I argue with my husband because he claims to be able to deal with these things better than me but sometimes I think it's because he doesn't deal with them at all. He's not getting the nasty text messages because Mom confiscated his phone when they started. But that didn't mean that she and I didn't get them. He didn't get the nasty e-mails either. Aside from losing my child I've been accused of being a bad mother, killing my child, being a bad wife, ruining my husband's future and a variety of other things. So no wonder I'm not coping well. And when I complained about this on Facebook one of my in-laws actually commented and told my friends to "Fuck off" when they were trying to support me. It's all a big mess and really none of it should matter because I lost my baby and that's the only thing that I want to focus on. Pete's friend said that he was so pissed at one of my blog entries that he had to go for a run. Well, we're so sad here that sometimes we forget to eat and on some days I am so agoraphobic that I have to stand inside and reach my arms out as far as I can to collect a package from the UPS man.
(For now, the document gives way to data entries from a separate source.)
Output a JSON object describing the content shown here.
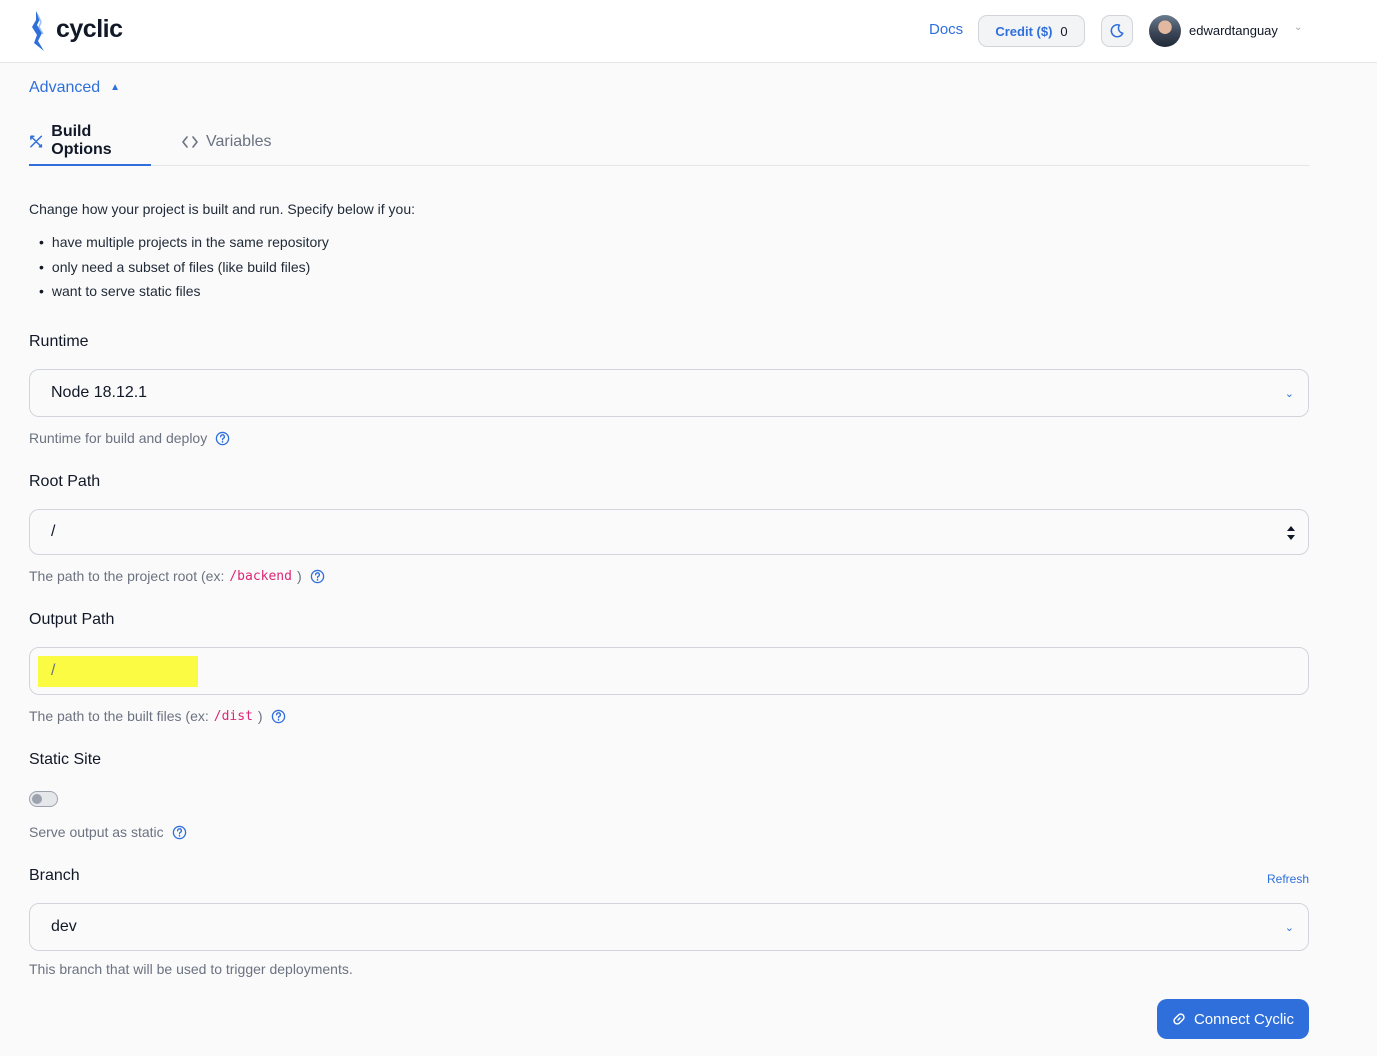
{
  "header": {
    "logo_text": "cyclic",
    "docs_label": "Docs",
    "credit_label": "Credit ($)",
    "credit_value": "0",
    "username": "edwardtanguay"
  },
  "advanced": {
    "label": "Advanced"
  },
  "tabs": [
    {
      "label": "Build Options",
      "active": true
    },
    {
      "label": "Variables",
      "active": false
    }
  ],
  "intro": {
    "text": "Change how your project is built and run. Specify below if you:",
    "bullets": [
      "have multiple projects in the same repository",
      "only need a subset of files (like build files)",
      "want to serve static files"
    ]
  },
  "runtime": {
    "label": "Runtime",
    "value": "Node 18.12.1",
    "hint": "Runtime for build and deploy"
  },
  "root_path": {
    "label": "Root Path",
    "value": "/",
    "hint_prefix": "The path to the project root (ex: ",
    "hint_code": "/backend",
    "hint_suffix": ")"
  },
  "output_path": {
    "label": "Output Path",
    "value": "/",
    "hint_prefix": "The path to the built files (ex: ",
    "hint_code": "/dist",
    "hint_suffix": ")"
  },
  "static_site": {
    "label": "Static Site",
    "enabled": false,
    "hint": "Serve output as static"
  },
  "branch": {
    "label": "Branch",
    "refresh_label": "Refresh",
    "value": "dev",
    "hint": "This branch that will be used to trigger deployments."
  },
  "connect_button": {
    "label": "Connect Cyclic"
  },
  "colors": {
    "accent": "#2f6fdc",
    "highlight": "#fbfb44",
    "code": "#db2777"
  }
}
We've ordered copies of every picture that we ever took of Toby and that also makes me sad, knowing that there will never be anymore. What we have now is all we will ever have. I could have hundreds of photo books made and put the pictures in different orders and even play with them on Photoshop, but that's still it. There will never be any new ones.

Some of my friends are having a yardsale this weekend to try to raise money for his funeral expenses and a headstone. I don’t even know what to say to them about this. It's so nice. I cried the other day thinking about him not having a headstone and my mom said it would be okay, that he would have one by Christmas. That made me cry harder because his Christmas presents should be toys and clothes-not a headstone.

When we had his picture taken at the hospital they took my email address and for some reason I get thee emails telling me what my baby is going at this time. Like "now at week 11 your baby should be…" only he's not. He's in the ground.

My friend Karen has taken two nights away from her own family this week and stayed with me so that I can have someone to talk to. I want to talk to Pete but it's hard. He says it's because he's always with Sam (which is not entirely true because sometimes I am and sometimes Mom is) or because I'm on the computer (also not entirely true) but what I really think it boils down to is that he just doesn’t want to talk to me and he's making excuses.

Sometimes, and I know this is awful, I envy those people who have children with illnesses because at least they can fight for them. They can run tests and seek treatment options, and sometimes even get better. We had no chance with Toby. We didn't even know anything was wrong. When I went to bed that night he was a healthy, happy, baby. He'd laughed for the first time that day. When I woke up, he was dead. We had no chance to fight for him.